On day three of the feud, Shep alluded to network unrest on the air by saying “there are two different information streams” in competition. On one side, he said, there were facts that the president had admitted. “Then there’s this information stream of constant attacking of the facts that is… interesting to watch.”
And, he should have added, exhausting to be a part of.
Vanity Fair’s Gabriel Sherman reported that Scott and Wallace “communicated to Smith” to “stop attacking Carlson.” Fox execs insisted that never happened. Part of the problem was that management wasn’t communicating at all. But Shep had a sense—from Scott’s silence—that the network sided with Carlson.
* In the weeks before he died in 2017, Roger Ailes told one of his mentees that Trump’s win proved that the cable TV model also applied to politics. When there were only a few broadcast networks, all sharing the same more or less genteel sensibility, politics had to be broad—candidates had to appeal to the whole of the country. Provocation and extremism were turn-offs. But those same techniques were turn-ons in the cable model. Cable channels weren’t for everyone, they were for specific demographics. The winners knew how to rabidly excite their base and blow off everyone else. Turn the levers just right and you ended up with the monstrosity at work at the end of the decade: an untouchable politician protected by his untouchable media apparatus.
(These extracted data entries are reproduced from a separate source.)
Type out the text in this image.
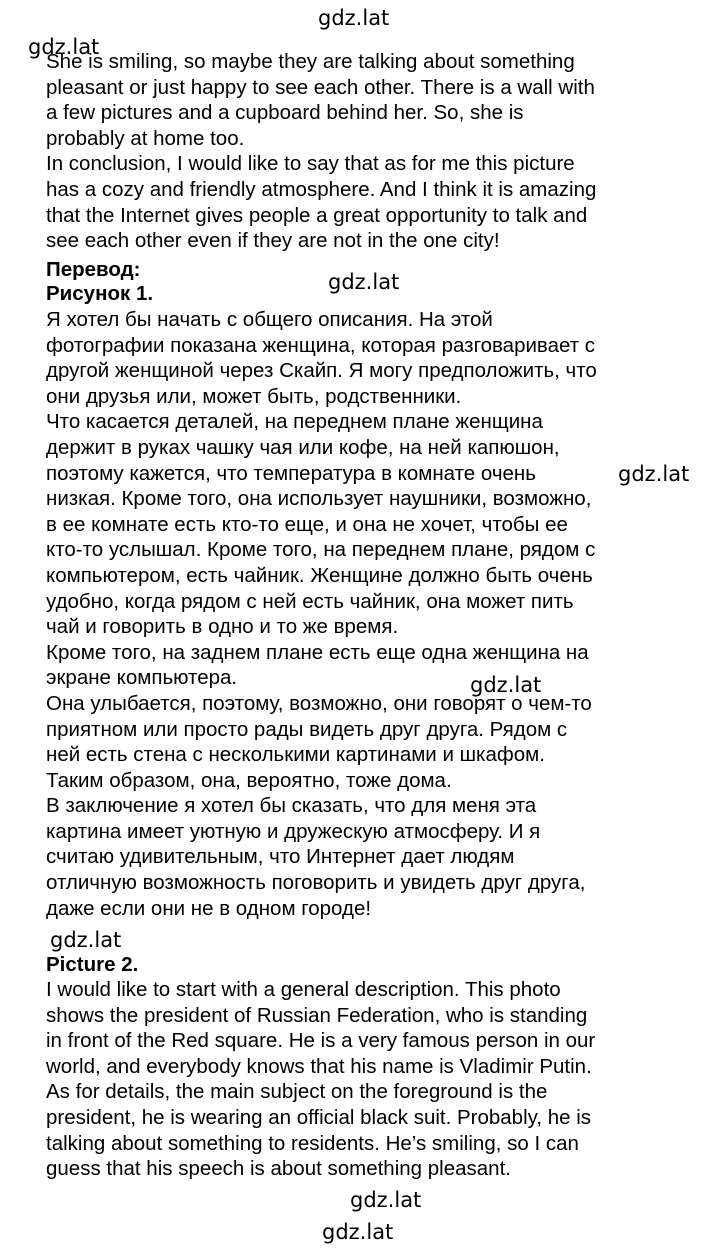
gdz.lat
gdz.lat
She is smiling, so maybe they are talking about something
pleasant or just happy to see each other. There is a wall with
a few pictures and a cupboard behind her. So, she is
probably at home too.
In conclusion, I would like to say that as for me this picture
has a cozy and friendly atmosphere. And I think it is amazing
that the Internet gives people a great opportunity to talk and
see each other even if they are not in the one city!
Перевод:
Рисунок 1.	gdz.lat
Я хотел бы начать с общего описания. На этой
фотографии показана женщина, которая разговаривает с
другой женщиной через Скайп. Я могу предположить, что
они друзья или, может быть, родственники.
Что касается деталей, на переднем плане женщина
держит в руках чашку чая или кофе, на ней капюшон,
поэтому кажется, что температура в комнате очень
низкая. Кроме того, она использует наушники, возможно,
в ее комнате есть кто-то еще, и она не хочет, чтобы ее
кто-то услышал. Кроме того, на переднем плане, рядом с
компьютером, есть чайник. Женщине должно быть очень
удобно, когда рядом с ней есть чайник, она может пить
чай и говорить в одно и то же время.
Кроме того, на заднем плане есть еще одна женщина на
экране компьютера.
Она улыбается, поэтому, возможно, они говорят о чем-то
приятном или просто рады видеть друг друга. Рядом с
ней есть стена с несколькими картинами и шкафом.
Таким образом, она, вероятно, тоже дома.
В заключение я хотел бы сказать, что для меня эта
картина имеет уютную и дружескую атмосферу. И я
считаю удивительным, что Интернет дает людям
отличную возможность поговорить и увидеть друг друга,
даже если они не в одном городе!
gdz.lat
gdz.lat
gdz.lat
Picture 2.
I would like to start with a general description. This photo
shows the president of Russian Federation, who is standing
in front of the Red square. He is a very famous person in our
world, and everybody knows that his name is Vladimir Putin.
As for details, the main subject on the foreground is the
president, he is wearing an official black suit. Probably, he is
talking about something to residents. He’s smiling, so I can
guess that his speech is about something pleasant.
gdz.lat
gdz.lat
Fox’s cable power extended to the internet, where micro-targeting on social networks meant that candidates didn’t have to cultivate just a single base, they could tell different stories to different audiences simultaneously. Lachlan and Rupert still had to figure out Fox’s position in that world. But the network’s website increasingly functioned as a propaganda workhorse.
* “Trump wants control,” the insider said. “He wants Trump TV.” If Trump didn’t win reelection, the theory went, multiple billionaires stood ready to bankroll a media empire of Donald’s own with both television and internet components. He wouldn’t need Fox anymore; he would be in business against Fox.
I put my fork down and said, half-jokingly, that I’d always figured Rupert and Lachlan would give Trump a prime time show for his post–White House years.
“Think bigger,” my breakfast mate said. With an entire network, Ivanka could have a show, and Don Jr. could have a show, and the Trump brand could span politics and culture and entertainment. The Trump 2020 campaign was already testing this premise with webcasts. What would America prefer to watch—people on Fox talking about the Trumps, or the real thing, straight from Mar-a-Lago?